Diversamente dalle altre navicelle, l’XS-1 non sarebbe gestita dalla Nasa bensì dall’aviazione militare, perché gli americani stanno studiando una via rapida per lanciare satelliti di emergenza in caso di accecamento dei sistemi principali. Dominano lo spazio. Ma Pechino ha più assi nella manica, molti asimmetrici. I suoi satelliti, che siano per le telecomunicazioni, l’osservazione della terra e la navigazione, celano quasi sempre obiettivi di ricerca e finalità militari. Nonostante alcune battute d’arresto, i sensori cinesi forniscono oggi capacità sempre più sofisticate nell’ambito della sorveglianza e dell’assistenza alla navigazione, garantendo un quis pluris alle capacità militari autoctone. Pur non raggiungendo gli standard americani, sono più che sufficienti per la maggior parte degli scopi militari: spiare, guidare le truppe e dirigere le armi semi-intelligenti.

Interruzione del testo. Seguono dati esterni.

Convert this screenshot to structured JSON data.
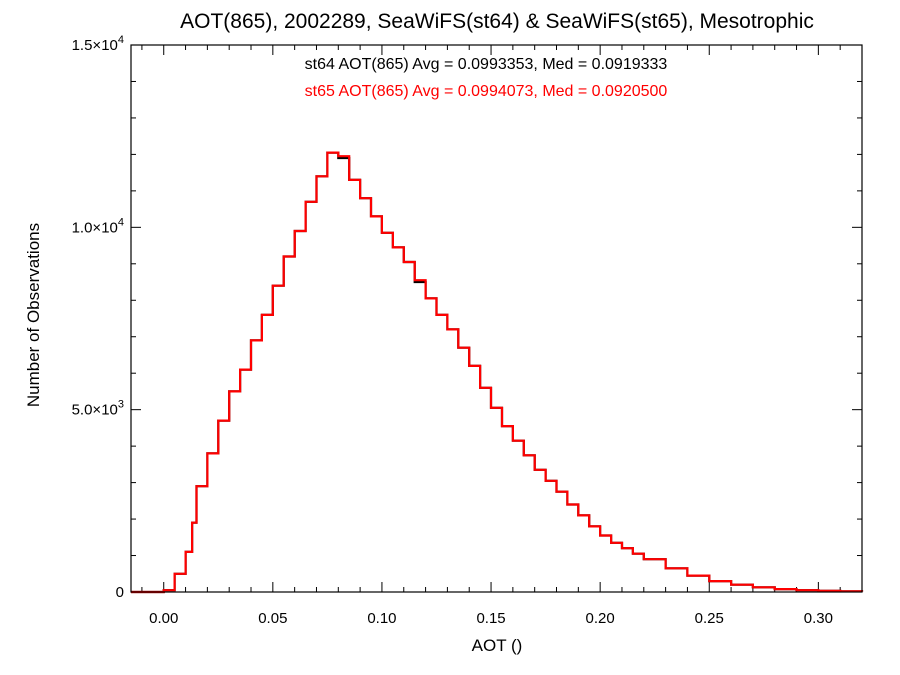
{
  "chart_data": {
    "type": "line",
    "title": "AOT(865), 2002289, SeaWiFS(st64) & SeaWiFS(st65), Mesotrophic",
    "xlabel": "AOT ()",
    "ylabel": "Number of Observations",
    "xlim": [
      -0.015,
      0.32
    ],
    "ylim": [
      0,
      15000
    ],
    "xticks": [
      "0.00",
      "0.05",
      "0.10",
      "0.15",
      "0.20",
      "0.25",
      "0.30"
    ],
    "xtick_values": [
      0.0,
      0.05,
      0.1,
      0.15,
      0.2,
      0.25,
      0.3
    ],
    "yticks": [
      {
        "value": 0,
        "mantissa": "0",
        "exponent": ""
      },
      {
        "value": 5000,
        "mantissa": "5.0×10",
        "exponent": "3"
      },
      {
        "value": 10000,
        "mantissa": "1.0×10",
        "exponent": "4"
      },
      {
        "value": 15000,
        "mantissa": "1.5×10",
        "exponent": "4"
      }
    ],
    "grid": false,
    "annotations": [
      {
        "text": "st64 AOT(865) Avg = 0.0993353, Med = 0.0919333",
        "color": "#000000"
      },
      {
        "text": "st65 AOT(865) Avg = 0.0994073, Med = 0.0920500",
        "color": "#ff0000"
      }
    ],
    "series": [
      {
        "color": "#000000",
        "step": true,
        "x": [
          -0.015,
          -0.005,
          0.0,
          0.005,
          0.01,
          0.013,
          0.015,
          0.02,
          0.025,
          0.03,
          0.035,
          0.04,
          0.045,
          0.05,
          0.055,
          0.06,
          0.065,
          0.07,
          0.075,
          0.08,
          0.085,
          0.09,
          0.095,
          0.1,
          0.105,
          0.11,
          0.115,
          0.12,
          0.125,
          0.13,
          0.135,
          0.14,
          0.145,
          0.15,
          0.155,
          0.16,
          0.165,
          0.17,
          0.175,
          0.18,
          0.185,
          0.19,
          0.195,
          0.2,
          0.205,
          0.21,
          0.215,
          0.22,
          0.23,
          0.24,
          0.25,
          0.26,
          0.27,
          0.28,
          0.29,
          0.3,
          0.31,
          0.32
        ],
        "y": [
          0,
          0,
          50,
          500,
          1100,
          1900,
          2900,
          3800,
          4700,
          5500,
          6100,
          6900,
          7600,
          8400,
          9200,
          9900,
          10700,
          11400,
          12050,
          11900,
          11300,
          10800,
          10300,
          9850,
          9450,
          9050,
          8500,
          8050,
          7600,
          7200,
          6700,
          6200,
          5600,
          5050,
          4550,
          4150,
          3750,
          3350,
          3050,
          2750,
          2400,
          2100,
          1800,
          1550,
          1350,
          1200,
          1050,
          900,
          650,
          450,
          300,
          200,
          130,
          80,
          50,
          30,
          20,
          10
        ]
      },
      {
        "color": "#ff0000",
        "step": true,
        "x": [
          -0.015,
          -0.005,
          0.0,
          0.005,
          0.01,
          0.013,
          0.015,
          0.02,
          0.025,
          0.03,
          0.035,
          0.04,
          0.045,
          0.05,
          0.055,
          0.06,
          0.065,
          0.07,
          0.075,
          0.08,
          0.085,
          0.09,
          0.095,
          0.1,
          0.105,
          0.11,
          0.115,
          0.12,
          0.125,
          0.13,
          0.135,
          0.14,
          0.145,
          0.15,
          0.155,
          0.16,
          0.165,
          0.17,
          0.175,
          0.18,
          0.185,
          0.19,
          0.195,
          0.2,
          0.205,
          0.21,
          0.215,
          0.22,
          0.23,
          0.24,
          0.25,
          0.26,
          0.27,
          0.28,
          0.29,
          0.3,
          0.31,
          0.32
        ],
        "y": [
          0,
          0,
          50,
          500,
          1100,
          1900,
          2900,
          3800,
          4700,
          5500,
          6100,
          6900,
          7600,
          8400,
          9200,
          9900,
          10700,
          11400,
          12050,
          11950,
          11300,
          10800,
          10300,
          9850,
          9450,
          9050,
          8550,
          8050,
          7600,
          7200,
          6700,
          6200,
          5600,
          5050,
          4550,
          4150,
          3750,
          3350,
          3050,
          2750,
          2400,
          2100,
          1800,
          1550,
          1350,
          1200,
          1050,
          900,
          650,
          450,
          300,
          200,
          130,
          80,
          50,
          30,
          20,
          10
        ]
      }
    ]
  }
}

La Cina sa di avere un gap enorme con gli americani, ma sta affilando la sarissa, anche in altri segmenti della militarizzazione dello spazio. Il test antisatellite del gennaio 2007 la dice lunga sulle vere ambizioni di Pechino. Diversi rapporti dell’intelligence statunitense sottolineano che dopo gli svariati test ai livelli orbitali inferiori, Pechino avrebbe ormai acquisito la capacità di distruggere satelliti in orbita alta, dove si trovano i sistemi di intelligence e di comunicazione militari, al 90% americani. E avrebbe allo studio nuove armi anti-satellite più difficili da individuare, dai disturbatori laser terrestri agli impulsi elettromagnetici emessi da un satellite per disabilitare un altro. Ha già sperimentato in orbita bassa la manovra di due satelliti molto prossimi fra loro e potrebbe replicare il test in orbita alta, simulando delle funzionalità di attacco per scopi distruttivi. Non c’è pace, purtroppo. Neanche nello spazio.